Growing Up, Branching Out, Staying Awesome: Stranger Things 2


In which I spend Halloween gushing about the show the entire Internet is gushing about.

CN: politics, Tr*mp


I finished Stranger Things 2 on Saturday, after two concentrated binge sessions, and my heart and brain are spinning in perfect harmony. The key point is that I really enjoyed it, and if all you wanted to know was if I liked it, well, now you know. But I have some deeper things to say here, because the other thing that struck me is how beautifully this season A. built on the characters and mythology they developed in Season 1, and B. grew up with those characters, making itself into something a bit more complex than the first season.

On a shallower level (...relatively speaking...), I adore how, structurally, this season is Aliens to the first season's Alien -- right down to having Paul Reiser show up as an employee of the evil bureaucracy. But in addition to Reiser being a nice creative choice, his character is emblematic of a larger decision this season made with its arcs: nobody is purely good or purely evil, including Hawkins Labs and whatever government agency they operate under, and often the evil dormant in the otherwise good characters is of a pernicious kind we are still fighting against today.

Sure, there's the literal, supernatural evil dwelling in Will Byers; but there's also Dustin's desire to be cool and special, leading to him hiding Dart from the rest of the party; Mike's and Steve's ingrained racism (Mike implies Lucas has to dress up as Winston because he's black; Steve conflates Germans and Nazis); Max and Billy's abusive home life and their difficulties coping with same; Nancy's grief-fueled substance abuse; Hopper's grief-fueled lash-outs; Eleven's destructive tendencies; the list goes on. Nobody here is portrayed as a saint, and none of their problems are dismissed as not problems, but nor are they just simply solved. And that's another way in which this season is delightfully deep: Mike doesn't suddenly stop thinking racially insensitive thoughts after Lucas calls him out; Billy is not a better person after one righteous ass-kicking by Steve; choosing to be with Jonathan does not erase the feelings Nancy has for Steve and vice-versa. Even the battle with the Mind Flayer, while a victory, costs the party the life of Bob; on top of that, the Flayer is still explicitly around at the end of the season, and it seems to know where the kids are. Life in Stranger Things 2 is not resolved by the credits, and while the characters are empowered to forgive and educate and try to move past their issues, we end with a lot of things hanging without it feeling like nothing was resolved.

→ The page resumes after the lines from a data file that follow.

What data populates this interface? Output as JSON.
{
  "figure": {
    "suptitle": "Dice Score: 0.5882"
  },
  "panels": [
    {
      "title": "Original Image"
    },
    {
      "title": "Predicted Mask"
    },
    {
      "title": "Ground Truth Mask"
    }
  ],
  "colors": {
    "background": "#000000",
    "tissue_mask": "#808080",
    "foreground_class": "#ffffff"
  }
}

(Note: None of this is to say the show is not problematic; it definitely is. This Facebook post by Son of Baldwin says it better than I could. I highly recommend you read it.)

Which brings me to the other thing this season that I adored: you can tell, in the best way, this was created post-election. They don't go parading by yelling "we hate Donald Trump" (that was left to David Harbour), but they make it clear that, problematic as they are, the cast and crew of Stranger Things 2 stand against hate and bigotry and stand with equality and progressivism. The two explicitly conservative characters (the Wheeler parents, with their Reagan/Bush lawn sign) are also the two most useless parents in the entire show, not getting involved even when their kids appear to be missing, nor requiring any lies or distractions to prevent them from interfering (which is at least true for Mrs. Henderson). The only character to drop a hard F-bomb in the show is Billy's father, who is also an abusive, paramilitary jerkass in an authority mustache. While I am not going to call the tokenism-riddled main cast "diverse" in a real sense, the party's diversity of skills and experiences is required to defeat evil in the end -- one of them being literally magical is a major factor, but even Eleven needs fire support, and without the rest of the group distracting the Demodogs they wouldn't have succeeded in the first place. It's not proper representation, but it's an acknowledgment that differences make us stronger, which while white-washed is a step in the right direction. And let's not forget the conversation where Dustin explains how mind flayers work and explicitly links the Mind Flayer to Nazis.

There are random other notes I could obsess over all day -- Billy's possible closeted LGBT+ status, my desire to see his father get his comeuppance, how well-executed the character of Max was, the use of "Every Breath You Take" in a context that makes sense both diegetically and exegetically -- but the biggest thing for me was seeing how well they built upon what they already had without losing sight of what made it so great. Stranger Things continues to be one of the best things on television in an era when there is a surplus of best things on television, and I am so glad I get to share it with the Internet.